強迫性障害にしても、社交不安障害、パニック障害、全般性不安障害などの不安障害にしても、認知行動療法の中心は暴露儀式妨害法(エクスポージャー)になります。
しかし、家族が頭ごなしにエクスポージャーを無理強いしても、本人はエクスポージャーはしないでしょう。
もし、仮に家族が無理強いしてエクスポージャーを行なったとしても、その治療は長くは続かない可能性が高いです。
実際の家族相談でよく出てくるポイントを考えていきます。
家族が本人の病気をよくしたいと思っていること
これは、非常に重要なポイントです。時には、家族に迷惑をかけないで欲しいというような理由かもしれません。
しかし、家族が本人の治療を手助けしたいという気持ちがなければ、どのような介入を行なってもいずれ、破綻していきます。
本人の性格が悪いと思わないこと
コミュニケーションをする上で重要なことは、性格が悪いなどの人格を否定するような態度を取らないことです。
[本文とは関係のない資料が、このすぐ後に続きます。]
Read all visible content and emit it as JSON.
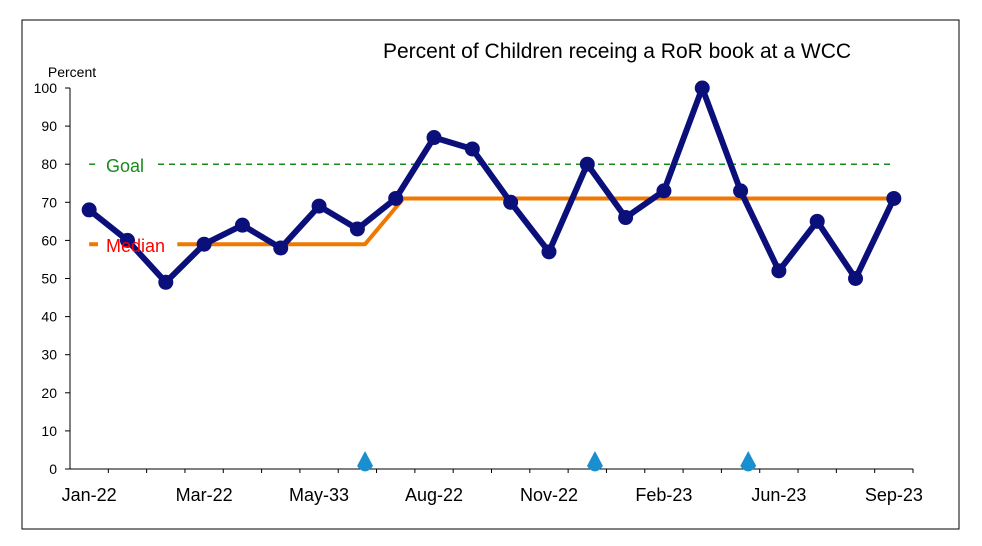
{
  "chart_data": {
    "type": "line",
    "title": "Percent of Children receing a RoR book at a WCC",
    "ylabel": "Percent",
    "xlabel": "",
    "ylim": [
      0,
      100
    ],
    "y_ticks": [
      0,
      10,
      20,
      30,
      40,
      50,
      60,
      70,
      80,
      90,
      100
    ],
    "x_tick_labels": [
      "Jan-22",
      "Mar-22",
      "May-33",
      "Aug-22",
      "Nov-22",
      "Feb-23",
      "Jun-23",
      "Sep-23"
    ],
    "x_tick_label_positions": [
      0,
      3,
      6,
      9,
      12,
      15,
      18,
      21
    ],
    "grid": false,
    "series": [
      {
        "values": [
          68,
          60,
          49,
          59,
          64,
          58,
          69,
          63,
          71,
          87,
          84,
          70,
          57,
          80,
          66,
          73,
          100,
          73,
          52,
          65,
          50,
          71
        ],
        "color": "#0a0f7a"
      }
    ],
    "median": {
      "label": "Median",
      "color": "#f07800",
      "label_color": "#ff0000",
      "path": [
        [
          2.3,
          59
        ],
        [
          7.2,
          59
        ],
        [
          8.2,
          71
        ],
        [
          21,
          71
        ]
      ]
    },
    "goal": {
      "label": "Goal",
      "value": 80,
      "color": "#1a8a1a"
    },
    "markers": {
      "color": "#1a8fd0",
      "x_positions": [
        7.2,
        13.2,
        17.2
      ]
    }
  }
}
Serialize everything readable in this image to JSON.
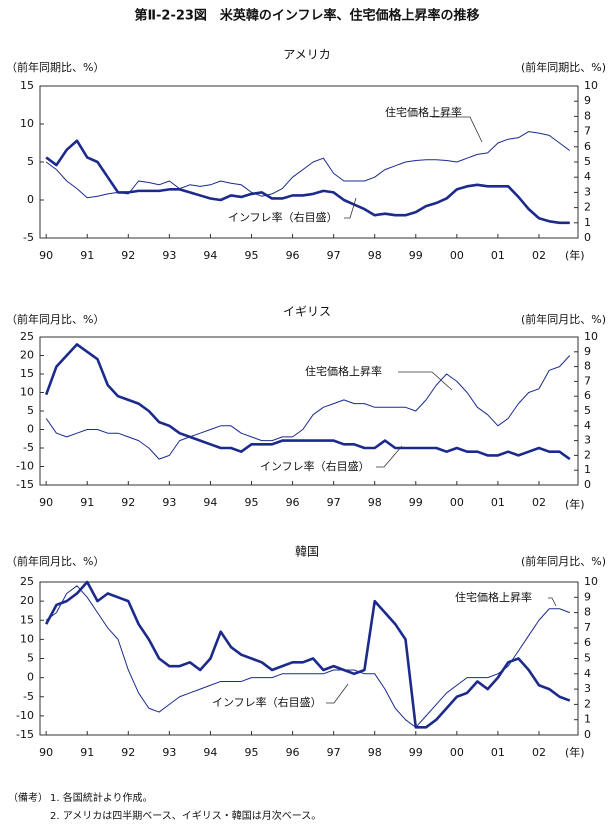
{
  "title": "第Ⅱ-2-23図　米英韓のインフレ率、住宅価格上昇率の推移",
  "notes": {
    "label": "（備考）",
    "items": [
      "1. 各国統計より作成。",
      "2. アメリカは四半期ベース、イギリス・韓国は月次ベース。"
    ]
  },
  "chart_data": [
    {
      "type": "line",
      "title": "アメリカ",
      "ylabel": "（前年同期比、%）",
      "y2label": "(前年同期比、%)",
      "xlabel": "(年)",
      "x": [
        1990,
        1990.25,
        1990.5,
        1990.75,
        1991,
        1991.25,
        1991.5,
        1991.75,
        1992,
        1992.25,
        1992.5,
        1992.75,
        1993,
        1993.25,
        1993.5,
        1993.75,
        1994,
        1994.25,
        1994.5,
        1994.75,
        1995,
        1995.25,
        1995.5,
        1995.75,
        1996,
        1996.25,
        1996.5,
        1996.75,
        1997,
        1997.25,
        1997.5,
        1997.75,
        1998,
        1998.25,
        1998.5,
        1998.75,
        1999,
        1999.25,
        1999.5,
        1999.75,
        2000,
        2000.25,
        2000.5,
        2000.75,
        2001,
        2001.25,
        2001.5,
        2001.75,
        2002,
        2002.25,
        2002.5,
        2002.75
      ],
      "xlim": [
        1989.85,
        2002.95
      ],
      "xticks": [
        {
          "value": 1990,
          "label": "90"
        },
        {
          "value": 1991,
          "label": "91"
        },
        {
          "value": 1992,
          "label": "92"
        },
        {
          "value": 1993,
          "label": "93"
        },
        {
          "value": 1994,
          "label": "94"
        },
        {
          "value": 1995,
          "label": "95"
        },
        {
          "value": 1996,
          "label": "96"
        },
        {
          "value": 1997,
          "label": "97"
        },
        {
          "value": 1998,
          "label": "98"
        },
        {
          "value": 1999,
          "label": "99"
        },
        {
          "value": 2000,
          "label": "00"
        },
        {
          "value": 2001,
          "label": "01"
        },
        {
          "value": 2002,
          "label": "02"
        }
      ],
      "ylim": [
        -5,
        15
      ],
      "yticks": [
        -5,
        0,
        5,
        10,
        15
      ],
      "y2lim": [
        0,
        10
      ],
      "y2ticks": [
        0,
        1,
        2,
        3,
        4,
        5,
        6,
        7,
        8,
        9,
        10
      ],
      "series": [
        {
          "name": "住宅価格上昇率",
          "color": "#1c2a8c",
          "line_width": 1,
          "values": [
            5.0,
            4.0,
            2.5,
            1.5,
            0.3,
            0.5,
            0.8,
            1.0,
            0.8,
            2.5,
            2.3,
            2.0,
            2.5,
            1.5,
            2.0,
            1.8,
            2.0,
            2.5,
            2.2,
            2.0,
            1.0,
            0.5,
            0.8,
            1.5,
            3.0,
            4.0,
            5.0,
            5.5,
            3.5,
            2.5,
            2.5,
            2.5,
            3.0,
            4.0,
            4.5,
            5.0,
            5.2,
            5.3,
            5.3,
            5.2,
            5.0,
            5.5,
            6.0,
            6.2,
            7.5,
            8.0,
            8.2,
            9.0,
            8.8,
            8.5,
            7.5,
            6.5
          ]
        },
        {
          "name": "インフレ率（右目盛）",
          "color": "#1c2a8c",
          "line_width": 2.6,
          "axis": "y2",
          "values": [
            5.3,
            4.8,
            5.8,
            6.4,
            5.3,
            5.0,
            4.0,
            3.0,
            3.0,
            3.1,
            3.1,
            3.1,
            3.2,
            3.2,
            3.0,
            2.8,
            2.6,
            2.5,
            2.8,
            2.7,
            2.9,
            3.0,
            2.6,
            2.6,
            2.8,
            2.8,
            2.9,
            3.1,
            3.0,
            2.5,
            2.2,
            1.9,
            1.5,
            1.6,
            1.5,
            1.5,
            1.7,
            2.1,
            2.3,
            2.6,
            3.2,
            3.4,
            3.5,
            3.4,
            3.4,
            3.4,
            2.7,
            1.9,
            1.3,
            1.1,
            1.0,
            1.0
          ]
        }
      ]
    },
    {
      "type": "line",
      "title": "イギリス",
      "ylabel": "（前年同月比、%）",
      "y2label": "(前年同月比、%)",
      "xlabel": "(年)",
      "x": [
        1990,
        1990.25,
        1990.5,
        1990.75,
        1991,
        1991.25,
        1991.5,
        1991.75,
        1992,
        1992.25,
        1992.5,
        1992.75,
        1993,
        1993.25,
        1993.5,
        1993.75,
        1994,
        1994.25,
        1994.5,
        1994.75,
        1995,
        1995.25,
        1995.5,
        1995.75,
        1996,
        1996.25,
        1996.5,
        1996.75,
        1997,
        1997.25,
        1997.5,
        1997.75,
        1998,
        1998.25,
        1998.5,
        1998.75,
        1999,
        1999.25,
        1999.5,
        1999.75,
        2000,
        2000.25,
        2000.5,
        2000.75,
        2001,
        2001.25,
        2001.5,
        2001.75,
        2002,
        2002.25,
        2002.5,
        2002.75
      ],
      "xlim": [
        1989.85,
        2002.95
      ],
      "xticks": [
        {
          "value": 1990,
          "label": "90"
        },
        {
          "value": 1991,
          "label": "91"
        },
        {
          "value": 1992,
          "label": "92"
        },
        {
          "value": 1993,
          "label": "93"
        },
        {
          "value": 1994,
          "label": "94"
        },
        {
          "value": 1995,
          "label": "95"
        },
        {
          "value": 1996,
          "label": "96"
        },
        {
          "value": 1997,
          "label": "97"
        },
        {
          "value": 1998,
          "label": "98"
        },
        {
          "value": 1999,
          "label": "99"
        },
        {
          "value": 2000,
          "label": "00"
        },
        {
          "value": 2001,
          "label": "01"
        },
        {
          "value": 2002,
          "label": "02"
        }
      ],
      "ylim": [
        -15,
        25
      ],
      "yticks": [
        -15,
        -10,
        -5,
        0,
        5,
        10,
        15,
        20,
        25
      ],
      "y2lim": [
        0,
        10
      ],
      "y2ticks": [
        0,
        1,
        2,
        3,
        4,
        5,
        6,
        7,
        8,
        9,
        10
      ],
      "series": [
        {
          "name": "住宅価格上昇率",
          "color": "#1c2a8c",
          "line_width": 1,
          "values": [
            3,
            -1,
            -2,
            -1,
            0,
            0,
            -1,
            -1,
            -2,
            -3,
            -5,
            -8,
            -7,
            -3,
            -2,
            -1,
            0,
            1,
            1,
            -1,
            -2,
            -3,
            -3,
            -2,
            -2,
            0,
            4,
            6,
            7,
            8,
            7,
            7,
            6,
            6,
            6,
            6,
            5,
            8,
            12,
            15,
            13,
            10,
            6,
            4,
            1,
            3,
            7,
            10,
            11,
            16,
            17,
            20
          ]
        },
        {
          "name": "インフレ率（右目盛）",
          "color": "#1c2a8c",
          "line_width": 2.6,
          "axis": "y2",
          "values": [
            6.1,
            8.0,
            8.75,
            9.5,
            9.0,
            8.5,
            6.75,
            6.0,
            5.75,
            5.5,
            5.0,
            4.25,
            4.0,
            3.5,
            3.25,
            3.0,
            2.75,
            2.5,
            2.5,
            2.25,
            2.75,
            2.75,
            2.75,
            3.0,
            3.0,
            3.0,
            3.0,
            3.0,
            3.0,
            2.75,
            2.75,
            2.5,
            2.5,
            3.0,
            2.5,
            2.5,
            2.5,
            2.5,
            2.5,
            2.25,
            2.5,
            2.25,
            2.25,
            2.0,
            2.0,
            2.25,
            2.0,
            2.25,
            2.5,
            2.25,
            2.25,
            1.75
          ]
        }
      ]
    },
    {
      "type": "line",
      "title": "韓国",
      "ylabel": "（前年同月比、%）",
      "y2label": "(前年同月比、%)",
      "xlabel": "(年)",
      "x": [
        1990,
        1990.25,
        1990.5,
        1990.75,
        1991,
        1991.25,
        1991.5,
        1991.75,
        1992,
        1992.25,
        1992.5,
        1992.75,
        1993,
        1993.25,
        1993.5,
        1993.75,
        1994,
        1994.25,
        1994.5,
        1994.75,
        1995,
        1995.25,
        1995.5,
        1995.75,
        1996,
        1996.25,
        1996.5,
        1996.75,
        1997,
        1997.25,
        1997.5,
        1997.75,
        1998,
        1998.25,
        1998.5,
        1998.75,
        1999,
        1999.25,
        1999.5,
        1999.75,
        2000,
        2000.25,
        2000.5,
        2000.75,
        2001,
        2001.25,
        2001.5,
        2001.75,
        2002,
        2002.25,
        2002.5,
        2002.75
      ],
      "xlim": [
        1989.85,
        2002.95
      ],
      "xticks": [
        {
          "value": 1990,
          "label": "90"
        },
        {
          "value": 1991,
          "label": "91"
        },
        {
          "value": 1992,
          "label": "92"
        },
        {
          "value": 1993,
          "label": "93"
        },
        {
          "value": 1994,
          "label": "94"
        },
        {
          "value": 1995,
          "label": "95"
        },
        {
          "value": 1996,
          "label": "96"
        },
        {
          "value": 1997,
          "label": "97"
        },
        {
          "value": 1998,
          "label": "98"
        },
        {
          "value": 1999,
          "label": "99"
        },
        {
          "value": 2000,
          "label": "00"
        },
        {
          "value": 2001,
          "label": "01"
        },
        {
          "value": 2002,
          "label": "02"
        }
      ],
      "ylim": [
        -15,
        25
      ],
      "yticks": [
        -15,
        -10,
        -5,
        0,
        5,
        10,
        15,
        20,
        25
      ],
      "y2lim": [
        0,
        10
      ],
      "y2ticks": [
        0,
        1,
        2,
        3,
        4,
        5,
        6,
        7,
        8,
        9,
        10
      ],
      "series": [
        {
          "name": "住宅価格上昇率",
          "color": "#1c2a8c",
          "line_width": 1,
          "values": [
            15,
            17,
            22,
            24,
            21,
            17,
            13,
            10,
            2,
            -4,
            -8,
            -9,
            -7,
            -5,
            -4,
            -3,
            -2,
            -1,
            -1,
            -1,
            0,
            0,
            0,
            1,
            1,
            1,
            1,
            1,
            2,
            2,
            2,
            1,
            1,
            -3,
            -8,
            -11,
            -13,
            -10,
            -7,
            -4,
            -2,
            0,
            0,
            0,
            1,
            3,
            7,
            11,
            15,
            18,
            18,
            17
          ]
        },
        {
          "name": "インフレ率（右目盛）",
          "color": "#1c2a8c",
          "line_width": 2.6,
          "axis": "y2",
          "values": [
            7.25,
            8.5,
            8.75,
            9.25,
            10.0,
            8.75,
            9.25,
            9.0,
            8.75,
            7.25,
            6.25,
            5.0,
            4.5,
            4.5,
            4.75,
            4.25,
            5.0,
            6.75,
            5.75,
            5.25,
            5.0,
            4.75,
            4.25,
            4.5,
            4.75,
            4.75,
            5.0,
            4.25,
            4.5,
            4.25,
            4.0,
            4.25,
            8.75,
            8.0,
            7.25,
            6.25,
            0.5,
            0.5,
            1.0,
            1.75,
            2.5,
            2.75,
            3.5,
            3.0,
            3.75,
            4.75,
            5.0,
            4.25,
            3.25,
            3.0,
            2.5,
            2.25
          ]
        }
      ]
    }
  ]
}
たとえ、行動について非難をすることがあっても、その人の性格などの人格を否定してしまえば、一気に治療から遠ざかってしまいます。
増やしたい行動、減らしたい行動を見極めること
家族対応を考える上で、最初のステップは、本人の増やしたい行動、減らしたい行動を選別することです。
例えば、治療に関する資料を読んだり、インターネットで治療法を調べるなどは増やしたい行動ですね。
一方、「もう、どうせ治らないよ」と言ったり、エクスポージャーをせずに部屋に帰っていくなどは減らしたい行動ですね。
この増やしたい行動と減らしたい行動の選別が上手くいっていないと、どんな対応方法を考えても上手くいきません。
さて、ここで「行動」という言葉が出てきましたが、これは認知行動療法(応用行動分析学)では、特別な意味を持ちます。
「死人にできることは行動ではない」という有名なテスト(死人テスト)というものがあります。
例えば、『部屋にいる』というのは、死人にもできるので、行動ではありません。
他にも、『手を洗わない』『確認しない』『ふとんで横になっている』というのも死人にできてしまうので行動ではないのです。
実際には、どのような行動が増やしたい行動に上がってくるかと言うと…
『エクスポージャーについて取り組んでみようかなと発言する/資料を読んでみる』『実際にエクスポージャーをやってみる』
『治療に関する勉強をする』
などになるでしょう。
逆に減らしたい行動は、…
『家で暴れる/暴力を振るう』 『どうせ、治らないのだと言う』『エクスポージャーなんてしたくないと言う』
『どうせ、お前には、私の気持ちなんてわからないよと言う』
などになるでしょう
ここで、あえて言動だけをとり出すのは、行動分析学の方法です。
よく患者家族は、患者の心に訴えかけようと様々な説得的コミュニケーションをとろうとします。
しかし、説得は基本的に不快な刺激になり、時として人格批判を含む危険性があります。
行動分析学の枠組みで整理していくことで、このような問題が起こらないようにしていくのです。
また、この増やしたい行動、減らしたい行動はしっかりと決めておく必要があります。
というのも、一貫性のない関わりをすると、余計に問題がこんがらがってしまうからです。
例えば、エクスポージャーを始めてした日にはほめられて、次の日には『これくらい、できないと病気は治らないよ!』と叱責されれば、
途端にやる気をなくして、エクスポージャーをしなくなるでしょう。
これは、頭ごなしに否定されるよりも、やる気を失わせる行為になってしまいます。
そこで、事前にしっかりと増やしたい行動、減らしたい行動を決めておくのです。
カウンセリングでは、増やしたい行動・減らしたい行動がしっかり決まったら、その方法をロールプレイしていきます。